Боги на сцене - страница 3



Назовем этого артиста Первым, имена нам ни к чему. Знаю, что для многих он не являлся актером номер один и в его адрес зачастую сыпалась серьезная критика из-за экспрессивной подачи, но лично я уверен, что исходили эти отзывы от представителей старшего поколения. Первый на сцене им не нравился. Из-за чего его и обвиняли в модернизме, который якобы в будущем может сыграть злую шутку с древнейшими канонами актерского мастерства. Но вы должны понимать, что весь этот шум вокруг Первого только увеличивал к нему интерес, особенно среди молодежи.
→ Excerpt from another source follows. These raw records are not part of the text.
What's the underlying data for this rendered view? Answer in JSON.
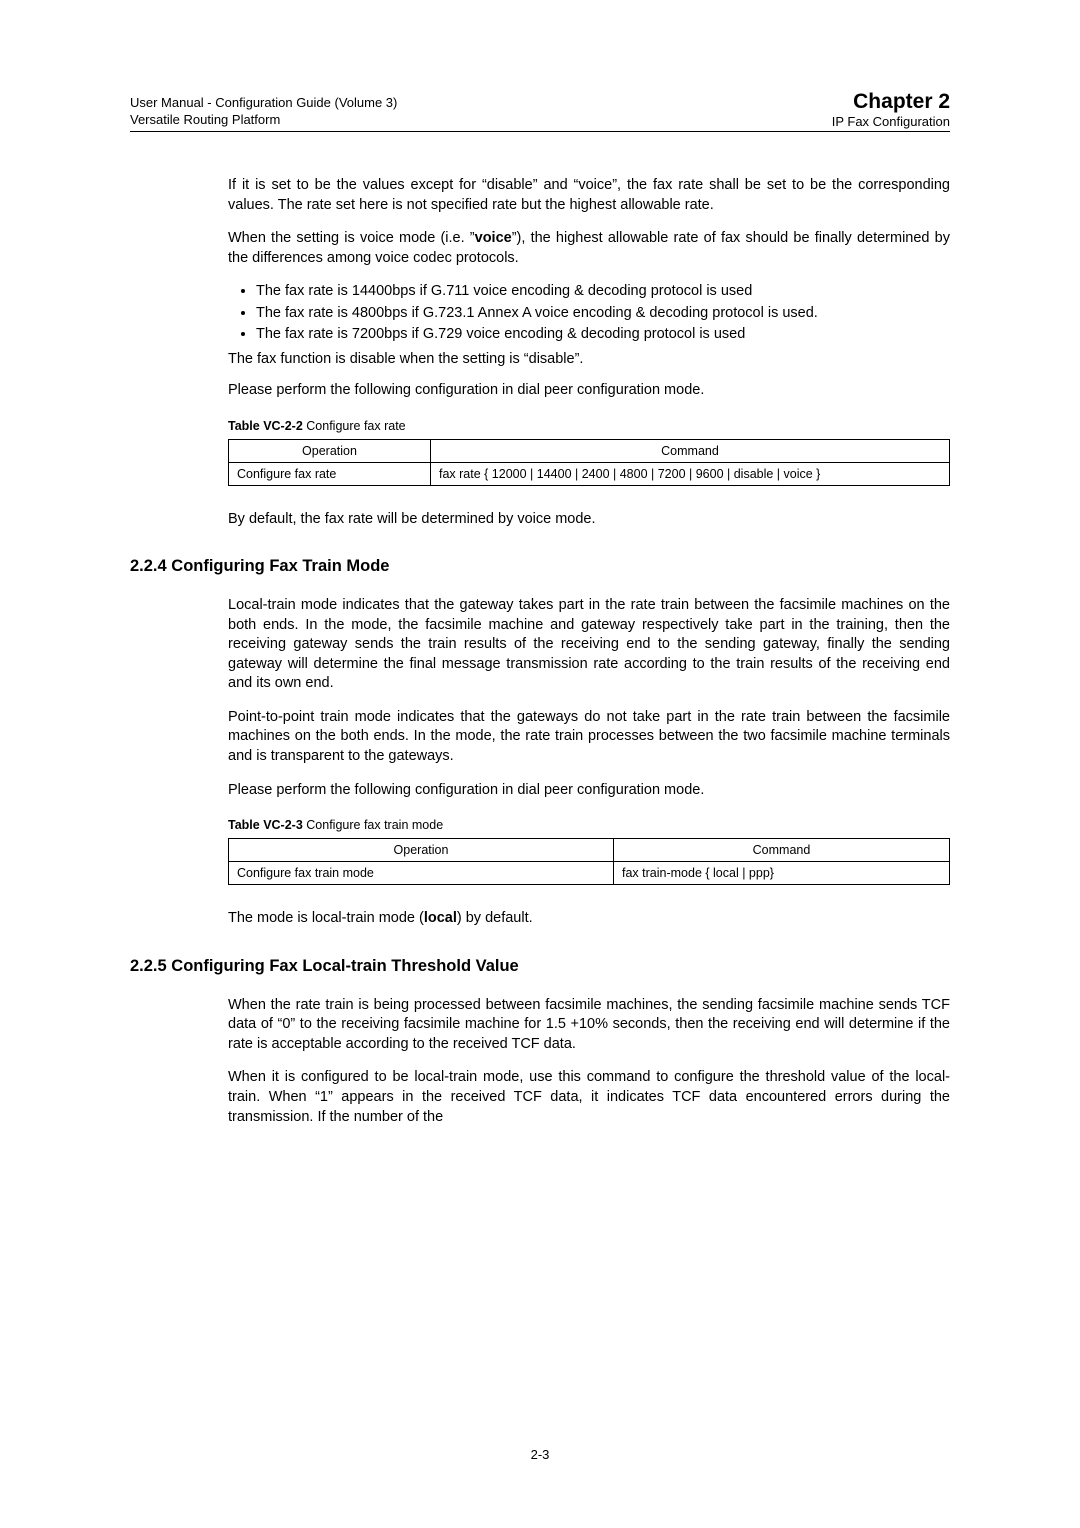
{
  "header": {
    "left_line1": "User Manual - Configuration Guide (Volume 3)",
    "left_line2": "Versatile Routing Platform",
    "chapter": "Chapter 2",
    "subchapter": "IP Fax Configuration"
  },
  "paras": {
    "p1": "If it is set to be the values except for “disable” and “voice”, the fax rate shall be set to be the corresponding values. The rate set here is not specified rate but the highest allowable rate.",
    "p2_pre": "When the setting is voice mode (i.e. ”",
    "p2_bold": "voice",
    "p2_post": "”), the highest allowable rate of fax should be finally determined by the differences among voice codec protocols.",
    "b1": "The fax rate is 14400bps if G.711 voice encoding & decoding protocol is used",
    "b2": "The fax rate is 4800bps if G.723.1 Annex A voice encoding & decoding protocol is used.",
    "b3": "The fax rate is 7200bps if G.729 voice encoding & decoding protocol is used",
    "p3": "The fax function is disable when the setting is “disable”.",
    "p4": "Please perform the following configuration in dial peer configuration mode.",
    "p5": "By default, the fax rate will be determined by voice mode.",
    "p6": "Local-train mode indicates that the gateway takes part in the rate train between the facsimile machines on the both ends. In the mode, the facsimile machine and gateway respectively take part in the training, then the receiving gateway sends the train results of the receiving end to the sending gateway, finally the sending gateway will determine the final message transmission rate according to the train results of the receiving end and its own end.",
    "p7": "Point-to-point train mode indicates that the gateways do not take part in the rate train between the facsimile machines on the both ends. In the mode, the rate train processes between the two facsimile machine terminals and is transparent to the gateways.",
    "p8": "Please perform the following configuration in dial peer configuration mode.",
    "p9_pre": "The mode is local-train mode (",
    "p9_bold": "local",
    "p9_post": ") by default.",
    "p10": "When the rate train is being processed between facsimile machines, the sending facsimile machine sends TCF data of “0” to the receiving facsimile machine for 1.5 +10% seconds, then the receiving end will determine if the rate is acceptable according to the received TCF data.",
    "p11": "When it is configured to be local-train mode, use this command to configure the threshold value of the local-train. When “1” appears in the received TCF data, it indicates TCF data encountered errors during the transmission. If the number of the"
  },
  "tables": {
    "t1": {
      "caption_prefix": "Table VC-2-2 ",
      "caption_text": " Configure fax rate",
      "h_op": "Operation",
      "h_cmd": "Command",
      "r_op": "Configure fax rate",
      "r_cmd": "fax rate { 12000 | 14400 | 2400 | 4800 | 7200 | 9600 | disable | voice }"
    },
    "t2": {
      "caption_prefix": "Table VC-2-3 ",
      "caption_text": " Configure fax train mode",
      "h_op": "Operation",
      "h_cmd": "Command",
      "r_op": "Configure fax train mode",
      "r_cmd": "fax train-mode { local | ppp}"
    }
  },
  "sections": {
    "s224": "2.2.4  Configuring Fax Train Mode",
    "s225": "2.2.5  Configuring Fax Local-train Threshold Value"
  },
  "footer": {
    "page_num": "2-3"
  }
}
Первый во весь голос засмеялся и спросил, почему я ломлюсь в закрытые двери, ведь сейчас театр на летних каникулах и идет подготовка к новому сезону, который начнется в сентябре. Я ответил, что пришел работать. По всей видимости, ответил довольно резко, потому что Первый тут же убрал руку с моего плеча и серьезным, почти повелительным голосом сказал, чтобы я следовал за ним.

Мы обошли театр, и тут я увидел, насколько сильно здание было вытянуто. Состояло оно из четырех огромных залов, вмещающих по десять тысяч человек каждый, вы представляете? Ни у одного театра в N не было подобной вместимости и такого количества сцен. Давать четыре спектакля одновременно, да еще для столь великого количества зрителей, – это, скажу вам, в нынешнее время вообще нечто невообразимое.

Мы вошли через черный вход и после долгих блужданий по лабиринтам коридоров оказались в кабинете директора театра и по совместительству главного режиссера. Буду звать его Строгим. Почему? Да потому что он таким и был: несдержанный, вспыльчивый, нервный, почти всегда разговаривавший на повышенных тонах, однако бесконечно гениальный и бесподобно харизматичный человек. Сидя за столом в компании двух кошек и бутылки бурбона, он, блистая наголо бритой головой, не вынимая сигары изо рта, изучал мои документы. Стояла мертвая тишина, только слышен был ход настенных часов да мурлыканье пушистых спутников Строгого.

Строгий даже не предложил мне присесть, зато Первый развалился на кожаном диване как ни в чем не бывало и принялся читать какую-то газету.

– Как у вас обстоят дела с экспрессией? – вдруг спросил Строгий.

Я растерялся и стал нести какую-то чушь, что всё в порядке, мол, вхожу в образ по полной, но Строгий меня оборвал на полуслове и сказал, что ему плевать на мой диплом, рекомендации, характеристики от педагогов. И вообще, говорит, иди-ка ты в массовку.

Вы представляете, услышать такое после пяти лет фанатичного труда в академии? Я прошу прощения за всплеск эмоций, но по сей день как вспомню тот момент, так ком в горле стоит.

Далее Строгий выдал мне пропуск в общежитие и месячный талон второй категории на питание в столовой. По нему можно было питаться три раза в день без права заказывать алкоголь. Ах да, ну и вручил пропуск в театр. Всё, говорит. Приходи завтра утром, будем думать, куда тебя пристраивать. На мой вопрос насчет проб и прослушиваний Строгий лишь с ухмылкой посмотрел на Первого и указал на дверь.

Когда я вышел из кабинета, то был насквозь мокрый от пота. Злость вместе с волнением должны были в ту же секунду разорвать меня на части. Что уж говорить, жить не хотелось. Давали о себе знать юношеские амбиции, ведь ради чего я учился? Ради массовки и талона на питание?

И тут я вспомнил мост. Большой высокий мост, мимо которого проезжал совсем недавно на трамвае. С него-то я и решил спрыгнуть, ибо дальнейшей жизни не представлял и не видел будущего вовсе. Не вздыхайте так, я говорю на полном серьезе. Хотелось просто разбиться о волны, ничего более в тот момент и не желал. Хотя очень может быть, что, стоя за перилами и смотря на воду под ногами, я бы и передумал, кто знает.